Fico alguns segundos sem falar. Primeiro, meu peito se enche de um ódio enorme direcionado ao tal Flynn. Estou tão bravo que posso parti-lo em dois se surgir na minha frente. Meu coração se parte por Beverly em segundo. Ela não merecia passar por isso. Quando nós éramos amigos, na infância, a achava uma garota incrível. Meu passatempo favorito durante anos foi tentar fazê-la sorrir.

— Caramba, eu não fazia ideia.

— Não tinha como você saber, Ryven. — Ol coloca a mão no meu ombro. — Agora ela deve estar por aí, arrasada com a volta dele.

Eu não vou deixá-la sozinha. Se tem uma certeza que acabo de ter na minha vida é a de que preciso encontrar Beverly Anderson.

— Acha que a Bev foi pra casa?

— Não.

— Tem ideia de para onde ela pode ter ido? Algum lugar especial? Quando pequena, ela ia pra casa da árvore quando estava triste. Talvez ela possa estar lá.

Minha irmã pensa.

— Não. A casa da árvore foi destruída a muito tempo... — droga. Me levanto, inconformado. Olívia chama me salva de sair chutando uns anões de jardim. — Mas, pensando bem eu acho que existe um lugar....

Minha irmã me disse que a melhor amiga gostava de ir à um lugar escondido na floresta Austin. Tento seguir as coordenadas com precisão. Por sorte, encontro um Corolla conhecido estacionado em meio as árvores. Desço do carro de Michael, tomando cuidado de trancá-lo — se bem que suspeito que não tenha mais ninguém por aqui para roubá-lo. Os troncos são espaçados. Como Ol me instruiu, ando pelo chão repleto de terra e folhas secas até a paisagem se abrir num espaço amplo e limpo. Agora o solo é de grama-verdinha, margaridas emoldam a paisagem e vagalumes iluminam o ar. Um lago corre o a alguns metros à diante da clareira. O lugar é de tirar o fôleg; sereno e belo. O que se destoa é uma presença feminina sentada solitariamente num espaço vago. Aproximo-me de Beverly com cuidado. Quando me olha, seu rosto está molhado. O rímel escorreu nas bochechas. Ela continua a criatura mais linda que já vi. Linda e triste. Eu ajoelho e a puxo pelos ombros para mim sem hesitar. Ela não recua. Me abraça forte e mais soluços irrompem. A acaricio nas costas. Não tenho pressa. Ela também não. É um momento delicado demais para pressioná-la.

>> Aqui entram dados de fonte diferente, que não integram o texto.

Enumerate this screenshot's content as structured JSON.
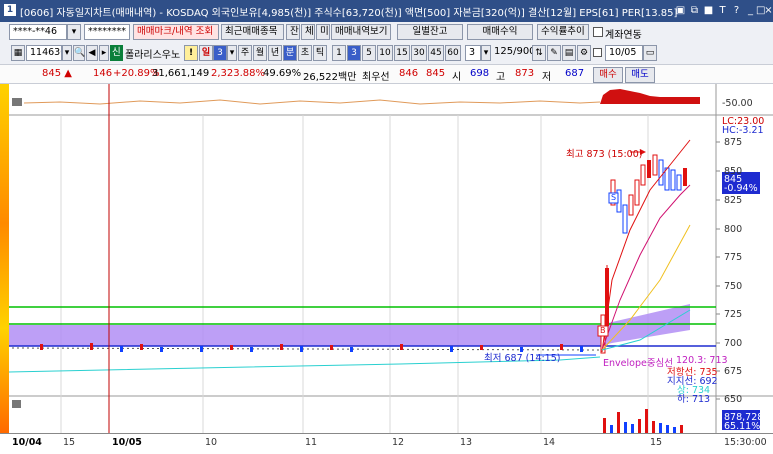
{
  "title_bar": {
    "icon": "1",
    "text": "[0606] 자동일지차트(매매내역) - KOSDAQ 외국인보유[4,985(천)] 주식수[63,720(천)] 액면[500] 자본금[320(억)] 결산[12월] EPS[61] PER[13.85]",
    "buttons": [
      "▣",
      "⧉",
      "■",
      "T",
      "?",
      "_",
      "□",
      "×"
    ]
  },
  "toolbar1": {
    "account": "****-**46",
    "password": "********",
    "btn_trade_mark": "매매마크/내역 조회",
    "btn_recent_items": "최근매매종목",
    "btn_balance": "잔",
    "btn_executed": "체",
    "btn_unfilled": "미",
    "btn_trade_history": "매매내역보기",
    "btn_daily_balance": "일별잔고",
    "btn_trade_profit": "매매수익",
    "btn_return_trend": "수익률추이",
    "chk_account_link": "계좌연동"
  },
  "toolbar2": {
    "code": "114630",
    "badge": "신",
    "stock_name": "폴라리스우노",
    "warn": "!",
    "period_day": "일",
    "period_num": "3",
    "periods": [
      "주",
      "월",
      "년",
      "분",
      "초",
      "틱"
    ],
    "intervals": [
      "1",
      "3",
      "5",
      "10",
      "15",
      "30",
      "45",
      "60"
    ],
    "interval_selected": "3",
    "count_display": "3",
    "view_count": "125/900",
    "date": "10/05"
  },
  "quote": {
    "price": "845 ▲",
    "change": "146",
    "change_rate": "+20.89%",
    "volume": "31,661,149",
    "volume_rate": "2,323.88%",
    "turnover": "49.69%",
    "amount": "26,522백만",
    "best_label": "최우선",
    "best_ask": "846",
    "best_bid": "845",
    "open_label": "시",
    "open": "698",
    "high_label": "고",
    "high": "873",
    "low_label": "저",
    "low": "687",
    "buy": "매수",
    "sell": "매도"
  },
  "indicator_panel": {
    "scale": "-50.00"
  },
  "price_panel": {
    "lc": "LC:23.00",
    "hc": "HC:-3.21",
    "y_ticks": [
      "875",
      "850",
      "825",
      "800",
      "775",
      "750",
      "725",
      "700",
      "675",
      "650"
    ],
    "current_price": "845",
    "current_rate": "-0.94%",
    "high_annot": "최고 873 (15:00)",
    "low_annot": "최저 687 (14:15)",
    "envelope_label": "Envelope중심선",
    "envelope_value": "120.3: 713",
    "upper_label": "저항선: 735",
    "support_label": "지지선: 692",
    "mid_label": "상: 734",
    "lower_label": "하: 713",
    "buy_marker": "B",
    "sell_marker": "S"
  },
  "volume_panel": {
    "value": "878,728",
    "rate": "65.11%"
  },
  "x_axis": {
    "labels": [
      "10/04",
      "15",
      "10/05",
      "10",
      "11",
      "12",
      "13",
      "14",
      "15",
      "15:30:00"
    ]
  },
  "colors": {
    "title_bg": "#2f4f88",
    "up": "#d00000",
    "down": "#0000c8",
    "envelope_fill": "#b28ef5",
    "support_line": "#00c000",
    "cursor_line": "#c00000"
  }
}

— Como se sente? — sussurro muito depois que o choro cessa.

Ela parece um passarinho com a asa quebrada: indefesa.

— Me sinto péssima... E devo estar horrível — Stelle tenta limpar inutilmente o estrago de cosméticos.

Tento animá-la. 

— Não tá tão ruim assim. Você ainda dá de dez a zero na noiva do Chucky.

Beverly ri, então volta a seriedade.

— Olívia te contou?

Admito que sim.

— Não precisamos falar disso se não quiser.

Beverly suspira e se limita a um agradecimento. Nos deitamos no meio das flores, lado a lado, encarando o céu estrelado. Devagar, enrosco meu dedo mindinho no dela como eu fazia há muitos anos atrás. Viro o queixo de lado. Beverly está de olhos fechados. Mesmo com a maquiagem borrada, continua angelical. A pele banhada pela luz natural da lua, os cabelos estendidos no verde e os traços relaxados a deixam como uma boneca de porcelana. É a pintura de um anjo triste. E agora eu tenho mais uma certeza: não quero retornar a vê-la assim. E farei o que estiver ao meu alcance para que Flynneas Colleman pague por ter sido uma babaca.